I'm not sure the brand matters *that much*.

But I'm willing to be proved wrong.
5/28/2015 11:13:21 PM EDT
[#2]
Quote History
Quoted:
Does the machine you're playing with have USB 3.0 on it?
View Quote


No

Researching transfer rates.
Did it a few times on my computer just for shits and giggles.
Used a Puppy Linux flash drive for a month while waiting for a replacement WD drive.
Lost that flash drive.
Trying to find out what's the latest and greatest.

I'm getting a free laptop sans HD.  Thought it might be fun to tinker with Linux again.
5/28/2015 11:22:06 PM EDT
[#3]
http://usb-flash-drive-review.toptenreviews.com/

Apparently bigger is better, until it's not.
Good luck!
5/28/2015 11:33:51 PM EDT
[#4]
USB 2.0 is USB 2.0.
5/29/2015 11:11:27 PM EDT
[#5]
I recommend Sandisk CZ80. It's what I use. It's about twice $/GB as the cheapest you'll find. But it has the following benefits:


  1. USB 3.0 support

  2. Higher quality flash cells that won't corrupt as easily as the cheapest Kingston money buys

  3. User tests have revealed its among the highest modern transfer rates on 2.0 and 3.0 ports

  4. Efficient write distribution through an SSD controller, so longer lifetime



With any system that boots off USB (copy-to-ram or not), USB transfer rates are usually going to be the bound on boot time; to significantly decrease boot time you must increase the USB transfer rate.

I've had to toss multiple cheap ADisk and Kingston flash drives in the past because of corrupt sectors that can't be fixed, causing a failure in a boot or install or data corruption, data vulnerability or possible FS corruption. So much for saving money.

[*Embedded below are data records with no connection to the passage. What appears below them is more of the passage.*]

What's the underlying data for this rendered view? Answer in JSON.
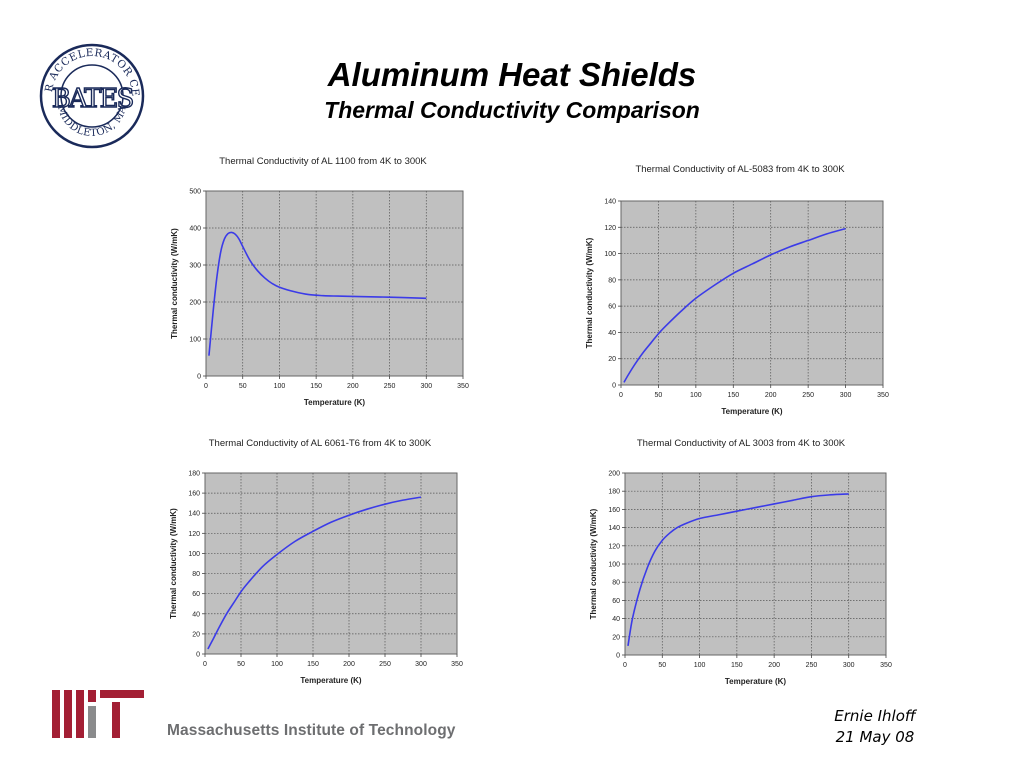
{
  "slide": {
    "title": "Aluminum Heat Shields",
    "subtitle": "Thermal Conductivity Comparison"
  },
  "logo": {
    "ring_text": "LINEAR ACCELERATOR CENTER",
    "center_text": "BATES",
    "bottom_text": "MIDDLETON, MA",
    "icon": "bates-seal-icon"
  },
  "footer": {
    "institution": "Massachusetts Institute of Technology",
    "mit_logo_icon": "mit-logo-icon",
    "mit_color": "#a31f34",
    "author": "Ernie Ihloff",
    "date": "21 May 08"
  },
  "chart_data": [
    {
      "type": "line",
      "title": "Thermal Conductivity of AL 1100 from 4K to 300K",
      "xlabel": "Temperature (K)",
      "ylabel": "Thermal conductivity (W/mK)",
      "xlim": [
        0,
        350
      ],
      "ylim": [
        0,
        500
      ],
      "xticks": [
        0,
        50,
        100,
        150,
        200,
        250,
        300,
        350
      ],
      "yticks": [
        0,
        100,
        200,
        300,
        400,
        500
      ],
      "grid": true,
      "plot_bg": "#c0c0c0",
      "line_color": "#3b3be8",
      "series": [
        {
          "x": [
            4,
            10,
            15,
            20,
            25,
            30,
            35,
            40,
            45,
            50,
            60,
            70,
            80,
            90,
            100,
            120,
            140,
            160,
            180,
            200,
            250,
            300
          ],
          "values": [
            55,
            180,
            270,
            335,
            370,
            385,
            388,
            383,
            370,
            350,
            312,
            285,
            265,
            250,
            240,
            228,
            220,
            217,
            216,
            215,
            213,
            210
          ]
        }
      ]
    },
    {
      "type": "line",
      "title": "Thermal Conductivity of AL-5083 from 4K to 300K",
      "xlabel": "Temperature (K)",
      "ylabel": "Thermal conductivity (W/mK)",
      "xlim": [
        0,
        350
      ],
      "ylim": [
        0,
        140
      ],
      "xticks": [
        0,
        50,
        100,
        150,
        200,
        250,
        300,
        350
      ],
      "yticks": [
        0,
        20,
        40,
        60,
        80,
        100,
        120,
        140
      ],
      "grid": true,
      "plot_bg": "#c0c0c0",
      "line_color": "#3b3be8",
      "series": [
        {
          "x": [
            4,
            10,
            20,
            30,
            40,
            50,
            60,
            80,
            100,
            125,
            150,
            175,
            200,
            225,
            250,
            275,
            300
          ],
          "values": [
            2,
            8,
            17,
            25,
            32,
            39,
            45,
            56,
            66,
            76,
            85,
            92,
            99,
            105,
            110,
            115,
            119
          ]
        }
      ]
    },
    {
      "type": "line",
      "title": "Thermal Conductivity of AL 6061-T6 from 4K to 300K",
      "xlabel": "Temperature (K)",
      "ylabel": "Thermal conductivity (W/mK)",
      "xlim": [
        0,
        350
      ],
      "ylim": [
        0,
        180
      ],
      "xticks": [
        0,
        50,
        100,
        150,
        200,
        250,
        300,
        350
      ],
      "yticks": [
        0,
        20,
        40,
        60,
        80,
        100,
        120,
        140,
        160,
        180
      ],
      "grid": true,
      "plot_bg": "#c0c0c0",
      "line_color": "#3b3be8",
      "series": [
        {
          "x": [
            4,
            10,
            20,
            30,
            40,
            50,
            60,
            80,
            100,
            125,
            150,
            175,
            200,
            225,
            250,
            275,
            300
          ],
          "values": [
            5,
            13,
            27,
            40,
            51,
            62,
            71,
            87,
            99,
            112,
            122,
            131,
            138,
            144,
            149,
            153,
            156
          ]
        }
      ]
    },
    {
      "type": "line",
      "title": "Thermal Conductivity of AL 3003 from 4K to 300K",
      "xlabel": "Temperature (K)",
      "ylabel": "Thermal conductivity (W/mK)",
      "xlim": [
        0,
        350
      ],
      "ylim": [
        0,
        200
      ],
      "xticks": [
        0,
        50,
        100,
        150,
        200,
        250,
        300,
        350
      ],
      "yticks": [
        0,
        20,
        40,
        60,
        80,
        100,
        120,
        140,
        160,
        180,
        200
      ],
      "grid": true,
      "plot_bg": "#c0c0c0",
      "line_color": "#3b3be8",
      "series": [
        {
          "x": [
            4,
            10,
            20,
            30,
            40,
            50,
            60,
            70,
            80,
            100,
            125,
            150,
            175,
            200,
            225,
            250,
            275,
            300
          ],
          "values": [
            10,
            40,
            72,
            96,
            114,
            126,
            134,
            140,
            144,
            150,
            154,
            158,
            162,
            166,
            170,
            174,
            176,
            177
          ]
        }
      ]
    }
  ]
}
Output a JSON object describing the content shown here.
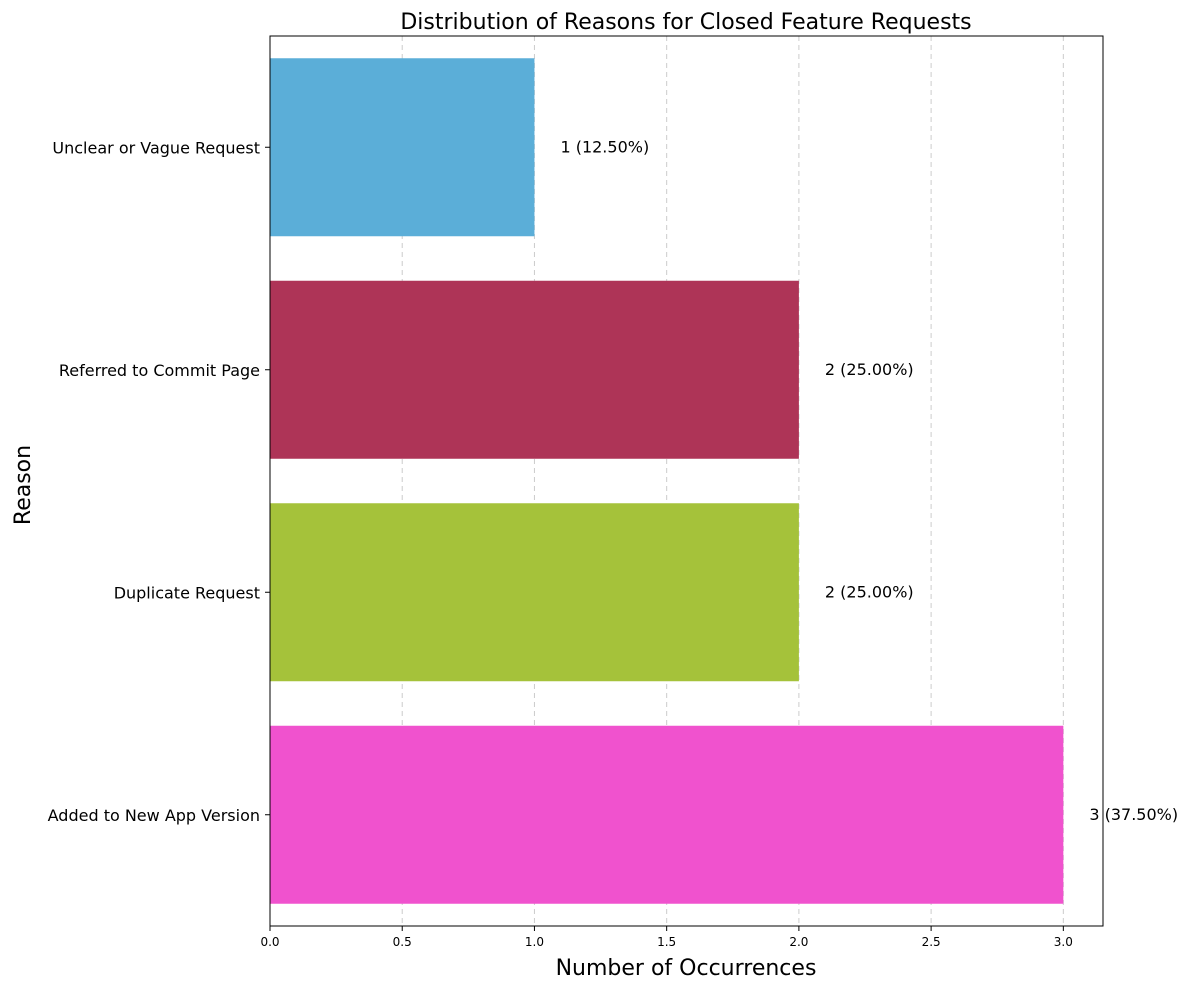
{
  "chart_data": {
    "type": "bar",
    "orientation": "horizontal",
    "title": "Distribution of Reasons for Closed Feature Requests",
    "xlabel": "Number of Occurrences",
    "ylabel": "Reason",
    "categories": [
      "Added to New App Version",
      "Duplicate Request",
      "Referred to Commit Page",
      "Unclear or Vague Request"
    ],
    "values": [
      3,
      2,
      2,
      1
    ],
    "data_labels": [
      "3 (37.50%)",
      "2 (25.00%)",
      "2 (25.00%)",
      "1 (12.50%)"
    ],
    "colors": [
      "#f052ce",
      "#a5c23a",
      "#ae3457",
      "#5baed8"
    ],
    "xlim": [
      0,
      3.15
    ],
    "xticks": [
      0,
      0.5,
      1,
      1.5,
      2,
      2.5,
      3
    ],
    "xtick_labels": [
      "0.0",
      "0.5",
      "1.0",
      "1.5",
      "2.0",
      "2.5",
      "3.0"
    ],
    "grid": {
      "x": true,
      "style": "dashed"
    },
    "legend": "none"
  }
}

As to size, the min. and max depends on the lowest amount of RAM you expect on computers you'll be booting on, and how much you'll be keeping on your root device fs. I would not recommend running off live CD with a ubuntu family distro with anything less than 6 gb RAM; at best w/o zram you can maybe whittle root device fs down to 2.5gb. That doesn't leave a lot of room for GUI apps if you're just operating with 4gb ram.

If at some point in the far off future you decide to use RAID1 for reliability, double the USB size recommendation below.

At lowest 8gb of ram AND the root device fs will never have > 3.5gb data: use a 4gb flash drive.
At lowest 16gb of ram OR the root device fs will never have > ~7gb data: use a 8gb flash drive.
At lowest 24gb of ram OR the root device fs will never have > ~14gb of data: use a 16gb flash drive.
etc. etc.

5/31/2015 12:47:42 PM EDT
[#6]


They have a blue one for USB 3.0; the red one is USB 2.0

Good deals can be had on both on eBay for new in package.
5/31/2015 8:24:58 PM EDT
[#7]
Are you going to be installing it? If so just any flashdrive that is big enough seems to work. I've been using an old ass one with no issues, but I do want one of those portable SSD's one of these days.
6/3/2015 8:34:47 AM EDT
[#8]
Quote History
Quoted:
Are you going to be installing it? If so just any flashdrive that is big enough seems to work. I've been using an old ass one with no issues, but I do want one of those portable SSD's one of these days.
View Quote


Eventually I'll be installing it.
The laptop I'm getting has no HD.  The owner wanted the HD in a USB enclosure to use for his movies.
6/5/2015 1:45:34 PM EDT
[#9]
I use a bootable Linux USB flash drive daily. I recommend a USB hard drive instead, and choose your file system carefully. EXT2 seems to give the best performance, over EXT3 or EXT4, when using a flash drive.